High Court rules on challenge to legislation disentitling EU citizens with pre-settled status from means tested social welfare benefits

EU Law

The High Court (Swift J.) has today handed down judgment in  R (Fratila & Tanase) v Secretary of State for Work and Pensions [2020] EWHC 998 (Admin). In this case, the Claimants challenged Regulation 9(3)(c)(i) of the Social Security (Income-related Benefits) (Updating and Amendment) (EU exit) Regulations 2019 (“the Regulations”) on the ground that, although those with pre-settled status had been given a domestic right to remain, Regulation 9(3)(c)(i) made them ineligible for social welfare benefits. It did so by deeming that those with pre-settled status did not meet the residence tests.

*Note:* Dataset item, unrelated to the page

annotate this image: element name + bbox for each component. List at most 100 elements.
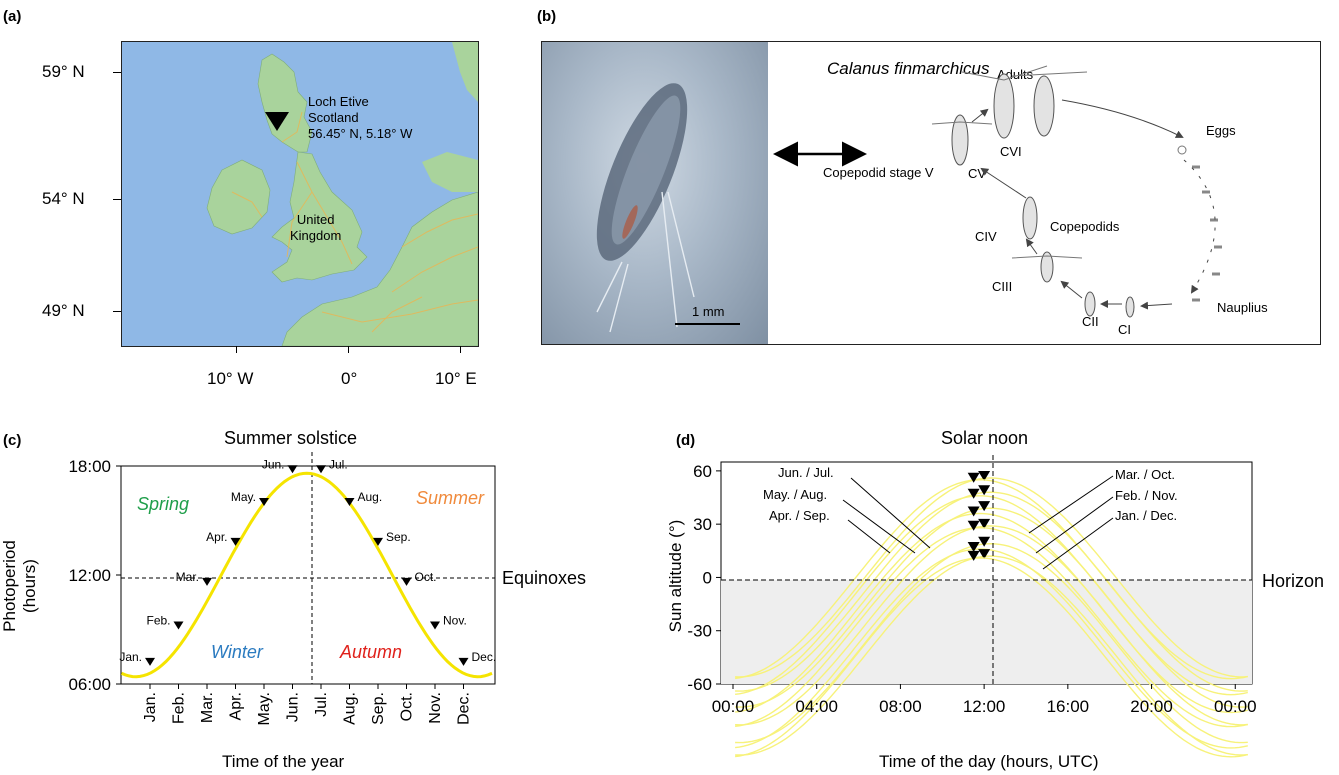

The Claimants argued that this amounted to discrimination, contrary to Article 18 TFEU, in line with Trojani v Centre Public d’Aide Sociale de Bruxelles [2004] 3 CMLR 38 (“Trojani”). The Secretary of State argued that Trojani was no longer good law so that it could no longer be used to support a free-standing discrimination claim where the conditions of the Citizens’ Rights Directive (2004/38/EC) were not satisfied – e.g. where one was not a worker or jobseeker.

In a decision handed down today, Swift J dismissed the Claimants’ claim. He accepted the Claimants’ and the AIRE Centre’s submissions that Trojani remained good law and should be applied on the facts of this case on the basis that the Claimants had been granted a free-standing domestic right of residence. He further found that there was indirect discrimination on the basis of nationality. Applying the Supreme Court’s previous judgment in Patmalniece v SSWP, however, he found that this discrimination could be justified.

Charles Banner QC and Yaaser Vanderman acted for the AIRE Centre, who were granted permission to intervene by way of written and oral submissions. They were instructed by Andrew Lidbetter, Jasveer Randhawa and Sahil Kher of Herbert Smith Freehills LLP.